Thursday, May 14, 2009

Painted Mountain Corn




Last year I grew this field corn called Painted Mountain. I love multicolored corns, and this one seemed as if it would be good because it is short--only about four feet tall--and it doesn't shade other plants in the garden, and it yields dry ears in 85 days, whereas most field corn requires 100 or more days. I could harvest it in August before I went back to Houston.

But it didn't do very well. The stalks were unhealthy looking, and they yielded few ears. I didn't expect the ears to be big: you can see in the picture that they are small. But some stalks didn't have any ears on them at all.

I think the reason this didn't work well was because in the South, flint corns like Painted Mountain don't thrive as well as dent corns. Dent corns literally have a little dent in each kernel, whereas flint corns don't. So this year I am going back to dent corns.

Painted Mountain was developed in the mountains of Montana, where summers are no doubt cooler and drier than they are in Tennessee.

I did shell out the kernels for cornmeal. I dried them in the oven for a few hours and then ground them.

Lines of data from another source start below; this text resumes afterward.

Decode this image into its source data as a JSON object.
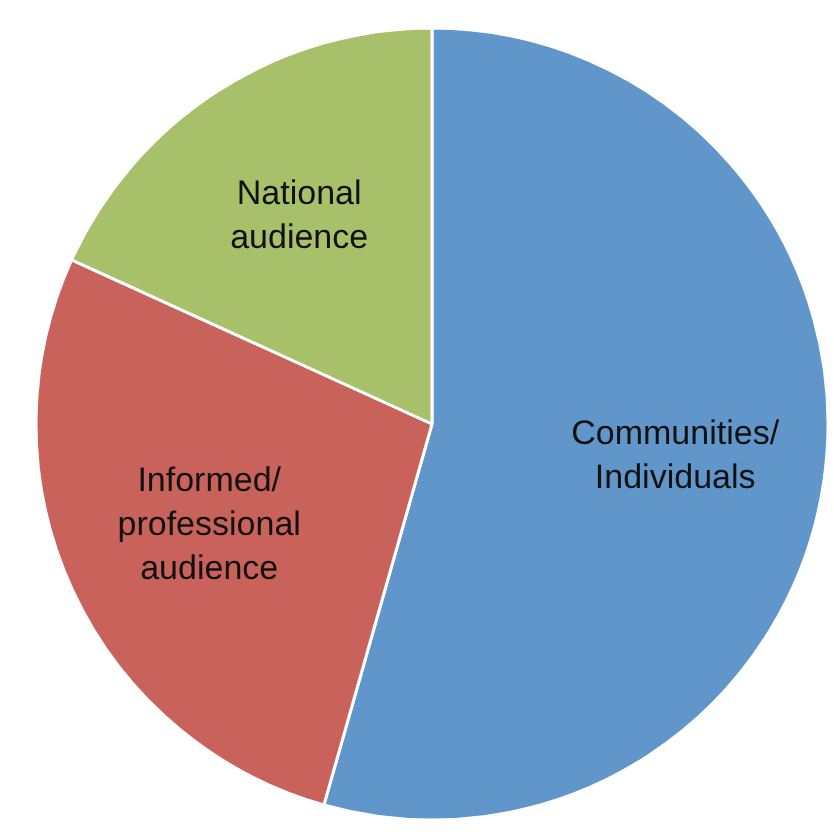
{
  "chart_data": {
    "type": "pie",
    "categories": [
      "Communities/\nIndividuals",
      "Informed/\nprofessional\naudience",
      "National\naudience"
    ],
    "values": [
      54.4,
      27.4,
      18.2
    ],
    "colors": [
      "#6096c9",
      "#c9625a",
      "#a8c06a"
    ]
  }
}
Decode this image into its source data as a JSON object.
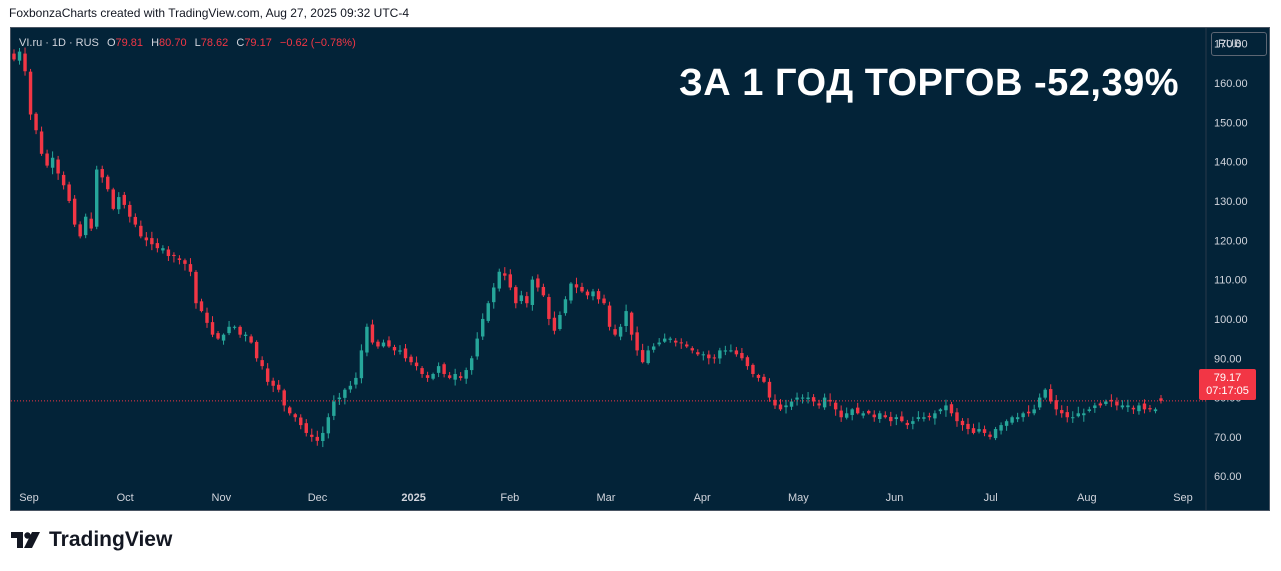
{
  "attribution": "FoxbonzaCharts created with TradingView.com, Aug 27, 2025 09:32 UTC-4",
  "legend": {
    "symbol": "VI.ru",
    "interval": "1D",
    "exchange": "RUS",
    "open_label": "O",
    "open": "79.81",
    "high_label": "H",
    "high": "80.70",
    "low_label": "L",
    "low": "78.62",
    "close_label": "C",
    "close": "79.17",
    "change": "−0.62 (−0.78%)"
  },
  "overlay_title": "ЗА 1 ГОД ТОРГОВ -52,39%",
  "currency": "RUB",
  "price_tag": {
    "price": "79.17",
    "countdown": "07:17:05"
  },
  "footer": {
    "brand": "TradingView"
  },
  "colors": {
    "background": "#032338",
    "up": "#26a69a",
    "down": "#f23645",
    "axis_text": "#d1d4dc"
  },
  "chart_data": {
    "type": "candlestick",
    "title": "",
    "y_ticks": [
      "170.00",
      "160.00",
      "150.00",
      "140.00",
      "130.00",
      "120.00",
      "110.00",
      "100.00",
      "90.00",
      "80.00",
      "70.00",
      "60.00"
    ],
    "y_tick_values": [
      170,
      160,
      150,
      140,
      130,
      120,
      110,
      100,
      90,
      80,
      70,
      60
    ],
    "x_ticks": [
      "Sep",
      "Oct",
      "Nov",
      "Dec",
      "2025",
      "Feb",
      "Mar",
      "Apr",
      "May",
      "Jun",
      "Jul",
      "Aug",
      "Sep"
    ],
    "ylim": [
      57,
      174
    ],
    "current_price": 79.17,
    "grid": false,
    "closes": [
      166,
      168,
      163,
      152,
      148,
      142,
      139,
      141,
      137,
      134,
      130,
      124,
      121,
      126,
      123,
      138,
      136,
      133,
      128,
      131,
      129,
      126,
      124,
      121,
      120,
      119,
      118,
      118,
      116,
      116,
      115,
      114,
      112,
      104,
      102,
      99,
      96,
      95,
      96,
      98,
      98,
      96,
      96,
      94,
      90,
      88,
      84,
      83,
      82,
      78,
      76,
      75,
      73,
      71,
      70,
      69,
      71,
      75,
      79,
      80,
      82,
      83,
      85,
      92,
      98,
      94,
      93,
      94,
      93,
      92,
      92,
      90,
      89,
      88,
      86,
      85,
      86,
      88,
      86,
      85,
      86,
      85,
      87,
      90,
      95,
      100,
      104,
      108,
      112,
      111,
      108,
      104,
      106,
      104,
      110,
      108,
      106,
      100,
      97,
      101,
      105,
      109,
      108,
      107,
      106,
      107,
      105,
      104,
      98,
      96,
      98,
      102,
      96,
      92,
      89,
      92,
      93,
      94,
      95,
      95,
      94,
      94,
      93,
      92,
      91,
      91,
      90,
      90,
      92,
      92,
      92,
      91,
      90,
      88,
      86,
      85,
      84,
      80,
      78,
      77,
      78,
      79,
      80,
      80,
      80,
      79,
      78,
      80,
      79,
      77,
      75,
      76,
      77,
      76,
      76,
      76,
      75,
      76,
      75,
      74,
      75,
      74,
      73,
      74,
      75,
      75,
      75,
      76,
      77,
      78,
      76,
      74,
      73,
      72,
      71,
      72,
      71,
      70,
      72,
      73,
      74,
      75,
      75,
      76,
      76,
      77,
      80,
      82,
      79,
      77,
      76,
      75,
      75,
      76,
      76,
      77,
      78,
      78,
      79,
      79,
      78,
      78,
      78,
      77,
      78,
      77,
      77,
      77,
      79.17
    ]
  }
}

They made a delicious cornmeal. Too bad Painted Mountain is not more productive.

1 comment:

  1. I've been thinking about growing some Painted Mountain corn next year. Too bad the harvest was so little, but pretty colors on the little corn-cobs.

    A supposed trait of this corn is that because of it's large genetic diversity, if you save seed from plants that did best, it can adapt quickly to the native environment and increase yield in succesive years.

    In field tests the corn did much poorer than native corns the first year, but when best seeds were saved for next year the yield went up by 58% surpassing the native corn.

    Many people wouldn't want to fiddle with this (saving best seeds for local adaptation) for a garden not knowing if it'll actually work, but some food for thought in case you saved any good seeds from your last crop.